BAGHDAD, Iraq (AP) – A suicide bomber detonated an explosives-laden vehicle near the restive central city of Ramadi, killing 11 Iraqi police commandos and injuring 14 other people, including two American soldiers, the U.S. military said Friday.

The Thursday evening blast at a checkpoint on the eastern outskirts of Ramadi also wounded nine Iraqi security-force members and three civilians, bringing the total number of victims to 25, U.S. Marine Capt. Jeffrey Pool told The Associated Press.

The attacker also died in the explosion near the Sunni Triangle city of Ramadi, 70 miles west of Baghdad.

Another car bomb hit an Iraqi army convoy in Iskandariyah, 30 miles south of Baghdad, killing one soldier and injuring four others, police Capt. Muthama Abdul Rida said.

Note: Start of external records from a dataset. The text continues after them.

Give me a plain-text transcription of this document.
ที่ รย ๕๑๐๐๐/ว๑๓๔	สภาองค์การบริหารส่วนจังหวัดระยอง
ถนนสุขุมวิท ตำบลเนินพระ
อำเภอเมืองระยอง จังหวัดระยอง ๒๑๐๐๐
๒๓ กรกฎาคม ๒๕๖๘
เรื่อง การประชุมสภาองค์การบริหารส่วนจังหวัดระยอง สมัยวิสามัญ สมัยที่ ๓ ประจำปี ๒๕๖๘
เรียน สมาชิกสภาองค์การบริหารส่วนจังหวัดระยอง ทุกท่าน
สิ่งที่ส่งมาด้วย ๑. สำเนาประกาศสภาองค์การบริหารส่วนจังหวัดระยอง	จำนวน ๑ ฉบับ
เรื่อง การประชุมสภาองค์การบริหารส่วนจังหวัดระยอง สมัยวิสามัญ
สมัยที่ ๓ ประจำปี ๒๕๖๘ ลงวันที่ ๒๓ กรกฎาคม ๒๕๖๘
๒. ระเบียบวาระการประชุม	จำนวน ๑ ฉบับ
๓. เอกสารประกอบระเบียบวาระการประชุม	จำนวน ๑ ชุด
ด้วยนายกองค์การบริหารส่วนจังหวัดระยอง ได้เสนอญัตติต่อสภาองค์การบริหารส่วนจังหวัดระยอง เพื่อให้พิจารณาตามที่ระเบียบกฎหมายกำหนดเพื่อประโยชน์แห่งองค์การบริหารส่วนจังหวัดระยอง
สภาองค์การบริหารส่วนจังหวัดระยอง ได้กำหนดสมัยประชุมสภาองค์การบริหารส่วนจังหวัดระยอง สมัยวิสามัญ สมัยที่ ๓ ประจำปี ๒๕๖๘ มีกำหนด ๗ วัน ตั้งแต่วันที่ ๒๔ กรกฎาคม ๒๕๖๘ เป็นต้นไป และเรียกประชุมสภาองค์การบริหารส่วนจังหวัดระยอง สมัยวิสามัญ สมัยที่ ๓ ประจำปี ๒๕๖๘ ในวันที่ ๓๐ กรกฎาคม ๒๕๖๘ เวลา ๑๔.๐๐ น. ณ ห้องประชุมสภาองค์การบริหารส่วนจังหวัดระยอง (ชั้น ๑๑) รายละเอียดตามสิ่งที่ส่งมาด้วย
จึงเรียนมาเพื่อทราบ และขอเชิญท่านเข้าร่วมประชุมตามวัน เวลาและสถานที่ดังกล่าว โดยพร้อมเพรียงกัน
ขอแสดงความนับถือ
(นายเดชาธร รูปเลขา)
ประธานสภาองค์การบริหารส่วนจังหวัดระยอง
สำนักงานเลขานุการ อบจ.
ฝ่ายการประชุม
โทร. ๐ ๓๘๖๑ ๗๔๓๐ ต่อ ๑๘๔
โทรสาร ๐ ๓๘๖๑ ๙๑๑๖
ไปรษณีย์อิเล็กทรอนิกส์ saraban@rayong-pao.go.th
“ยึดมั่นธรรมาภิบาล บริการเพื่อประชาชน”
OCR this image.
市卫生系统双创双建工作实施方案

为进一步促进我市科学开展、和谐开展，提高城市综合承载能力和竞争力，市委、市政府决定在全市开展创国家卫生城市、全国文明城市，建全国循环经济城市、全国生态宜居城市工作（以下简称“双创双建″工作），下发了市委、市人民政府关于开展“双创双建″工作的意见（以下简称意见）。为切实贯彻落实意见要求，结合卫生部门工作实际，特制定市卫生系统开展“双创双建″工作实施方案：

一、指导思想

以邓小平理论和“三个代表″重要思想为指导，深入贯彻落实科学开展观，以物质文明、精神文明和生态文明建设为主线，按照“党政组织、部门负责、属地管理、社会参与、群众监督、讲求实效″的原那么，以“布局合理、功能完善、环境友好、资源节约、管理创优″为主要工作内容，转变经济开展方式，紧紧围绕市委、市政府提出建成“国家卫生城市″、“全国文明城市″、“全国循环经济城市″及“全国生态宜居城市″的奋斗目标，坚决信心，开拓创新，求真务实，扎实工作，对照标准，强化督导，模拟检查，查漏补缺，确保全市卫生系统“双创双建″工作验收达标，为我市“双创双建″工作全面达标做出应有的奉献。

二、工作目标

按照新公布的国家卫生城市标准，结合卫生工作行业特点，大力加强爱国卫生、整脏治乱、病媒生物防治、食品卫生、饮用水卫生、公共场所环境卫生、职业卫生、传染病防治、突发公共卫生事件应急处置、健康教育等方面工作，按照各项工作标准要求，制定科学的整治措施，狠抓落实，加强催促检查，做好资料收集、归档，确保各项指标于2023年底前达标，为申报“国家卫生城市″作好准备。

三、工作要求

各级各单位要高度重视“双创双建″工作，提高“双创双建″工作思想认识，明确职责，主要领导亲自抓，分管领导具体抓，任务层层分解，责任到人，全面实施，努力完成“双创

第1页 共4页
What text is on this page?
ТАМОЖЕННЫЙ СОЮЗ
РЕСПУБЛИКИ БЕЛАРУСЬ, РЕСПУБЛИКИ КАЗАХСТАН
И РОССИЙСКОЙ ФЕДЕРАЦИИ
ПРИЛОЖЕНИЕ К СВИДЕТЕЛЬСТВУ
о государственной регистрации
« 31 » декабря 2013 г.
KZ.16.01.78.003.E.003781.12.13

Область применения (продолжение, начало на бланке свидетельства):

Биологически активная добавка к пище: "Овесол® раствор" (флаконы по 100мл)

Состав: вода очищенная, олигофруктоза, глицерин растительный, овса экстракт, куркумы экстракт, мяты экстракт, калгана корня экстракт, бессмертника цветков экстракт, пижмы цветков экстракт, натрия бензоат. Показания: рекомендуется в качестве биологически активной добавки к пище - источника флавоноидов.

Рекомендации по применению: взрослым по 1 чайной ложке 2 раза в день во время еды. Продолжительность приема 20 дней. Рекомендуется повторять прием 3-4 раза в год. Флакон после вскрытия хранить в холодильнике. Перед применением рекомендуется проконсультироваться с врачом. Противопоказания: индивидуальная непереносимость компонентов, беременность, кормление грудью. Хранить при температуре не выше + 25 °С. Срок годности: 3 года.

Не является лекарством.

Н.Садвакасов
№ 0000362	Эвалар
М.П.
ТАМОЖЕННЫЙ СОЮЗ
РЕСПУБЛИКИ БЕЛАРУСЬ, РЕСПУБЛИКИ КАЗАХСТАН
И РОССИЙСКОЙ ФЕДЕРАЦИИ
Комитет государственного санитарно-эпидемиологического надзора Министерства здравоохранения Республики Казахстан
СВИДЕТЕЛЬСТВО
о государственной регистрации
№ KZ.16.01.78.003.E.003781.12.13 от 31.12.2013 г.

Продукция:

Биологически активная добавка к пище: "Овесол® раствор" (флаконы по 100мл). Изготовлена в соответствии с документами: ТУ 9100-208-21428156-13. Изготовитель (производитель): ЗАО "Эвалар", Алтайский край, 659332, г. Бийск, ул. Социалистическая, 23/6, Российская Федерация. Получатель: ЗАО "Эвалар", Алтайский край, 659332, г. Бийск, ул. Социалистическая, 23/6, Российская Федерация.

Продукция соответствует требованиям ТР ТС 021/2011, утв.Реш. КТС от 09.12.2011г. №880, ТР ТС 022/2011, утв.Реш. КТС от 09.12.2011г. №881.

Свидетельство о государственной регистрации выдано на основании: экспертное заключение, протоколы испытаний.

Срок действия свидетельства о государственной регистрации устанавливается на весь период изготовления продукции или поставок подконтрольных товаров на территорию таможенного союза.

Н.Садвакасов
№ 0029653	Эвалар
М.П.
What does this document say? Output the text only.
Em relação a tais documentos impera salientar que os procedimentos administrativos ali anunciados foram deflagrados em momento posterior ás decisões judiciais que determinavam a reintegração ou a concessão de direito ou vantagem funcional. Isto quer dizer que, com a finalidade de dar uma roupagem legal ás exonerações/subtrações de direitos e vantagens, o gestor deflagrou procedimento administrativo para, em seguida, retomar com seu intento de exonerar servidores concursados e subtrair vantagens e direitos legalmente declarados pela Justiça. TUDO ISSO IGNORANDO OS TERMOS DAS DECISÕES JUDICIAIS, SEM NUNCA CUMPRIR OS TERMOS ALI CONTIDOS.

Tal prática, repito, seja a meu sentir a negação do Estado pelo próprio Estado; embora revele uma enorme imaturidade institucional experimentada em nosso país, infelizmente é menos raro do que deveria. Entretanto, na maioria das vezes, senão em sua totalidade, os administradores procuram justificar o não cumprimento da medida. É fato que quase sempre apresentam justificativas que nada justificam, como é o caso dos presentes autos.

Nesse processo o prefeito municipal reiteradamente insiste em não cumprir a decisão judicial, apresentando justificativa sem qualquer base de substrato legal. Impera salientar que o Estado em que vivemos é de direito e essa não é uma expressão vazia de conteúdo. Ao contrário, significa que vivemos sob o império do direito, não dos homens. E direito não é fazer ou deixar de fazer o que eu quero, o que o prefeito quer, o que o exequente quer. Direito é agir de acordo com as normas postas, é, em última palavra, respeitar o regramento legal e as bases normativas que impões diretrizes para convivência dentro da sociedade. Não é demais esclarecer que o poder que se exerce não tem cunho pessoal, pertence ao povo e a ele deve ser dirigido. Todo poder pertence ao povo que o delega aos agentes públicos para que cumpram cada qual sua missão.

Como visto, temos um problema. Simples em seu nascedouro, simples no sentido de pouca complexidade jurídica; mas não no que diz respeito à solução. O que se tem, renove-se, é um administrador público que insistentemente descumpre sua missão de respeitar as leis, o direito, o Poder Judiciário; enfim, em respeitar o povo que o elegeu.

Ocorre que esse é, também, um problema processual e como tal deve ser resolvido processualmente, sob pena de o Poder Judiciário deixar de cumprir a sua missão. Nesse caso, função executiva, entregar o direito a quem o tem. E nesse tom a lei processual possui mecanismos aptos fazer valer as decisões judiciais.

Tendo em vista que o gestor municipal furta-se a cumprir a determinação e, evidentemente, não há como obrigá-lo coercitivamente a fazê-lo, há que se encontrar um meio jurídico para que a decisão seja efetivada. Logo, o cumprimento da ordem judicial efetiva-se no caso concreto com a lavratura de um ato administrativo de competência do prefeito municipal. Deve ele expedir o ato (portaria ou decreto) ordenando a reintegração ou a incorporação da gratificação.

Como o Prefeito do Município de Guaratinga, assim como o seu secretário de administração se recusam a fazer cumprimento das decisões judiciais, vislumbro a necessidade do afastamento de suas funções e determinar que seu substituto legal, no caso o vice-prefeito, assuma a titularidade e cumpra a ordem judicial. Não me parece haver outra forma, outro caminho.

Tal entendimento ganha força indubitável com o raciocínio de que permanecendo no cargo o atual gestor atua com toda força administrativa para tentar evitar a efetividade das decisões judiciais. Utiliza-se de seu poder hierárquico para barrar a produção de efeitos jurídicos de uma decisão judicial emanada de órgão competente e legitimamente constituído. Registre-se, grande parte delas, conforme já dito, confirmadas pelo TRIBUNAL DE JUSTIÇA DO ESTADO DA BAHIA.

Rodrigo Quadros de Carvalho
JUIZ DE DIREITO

In an eastern Baghdad neighborhood late Thursday, unidentified attackers killed five female translators working for the U.S. military, police Capt. Ahmed Aboud said.

The translators “were heading home when gunmen driving two cars sprayed them with machine-gun fire,” Aboud said Friday. Further details were not immediately available.

Insurgents routinely target U.S. forces and their perceived collaborators as well as members of Iraq’s government, army and police – security forces who the U.S. military says must gain better control of the country before any major U.S. troop withdrawal.

Police found two decapitated bodies clad in Iraqi army uniforms west of Baghdad on Thursday, officials said.

The headless corpses were on the side of a road connecting Baghdad with the nearby town of Abu Ghraib, the site of the prison where U.S. troops are accused of abusing Iraqi detainees. A passing police patrol discovered them and brought them to a morgue, 1st Lt. Akram Al-Zubaai said Friday.

Army officials were not immediately available for comment.

Also near Abu Ghraib, firefighters worked Friday to extinguish an oil-pipeline blaze ignited by insurgents’ bombs, said al-Zubaai. The conduit connects Iraq’s northern oil fields with a Baghdad-area refinery.

Meanwhile, negotiators for the two biggest factions in the newly elected National Assembly were still working out details of an Iraqi coalition government that U.S. officials hope will pave the way for the eventual withdrawal of coalition forces.

The prime minister is expected to be Ibrahim al-Jaafari, a politician from Iraq’s Shiite Arab majority. Kurdish leader Jalal Talabani is likely to be named president.

Interim Deputy Prime Minister Barham Saleh told The Associated Press the next parliamentary session would be on Monday.

“Principally, we have agreed that the assembly should meet on Monday and elect the speaker and his two deputies,” he said, adding the meeting’s date was not absolutely certain.

Saleh, a Kurd, said it was not clear whether Iraq’s new president and his deputies would be announced in the same session.

One of the vice presidents will likely be a Sunni Arab, Shiite negotiators have said.

The move is an effort to reach out to the Sunni community, which is believed to be the backbone of the insurgency. Dominant under former dictator Saddam Hussein, Sunni Arabs mostly stayed away from Iraq’s Jan. 30 election, some in a boycott of the vote and others in fear of attacks.

Shiite Arabs are estimated to make up 60 percent of Iraq’s 26 million people, while Kurds and Sunni Arabs are each thought to be 15 percent to 20 percent.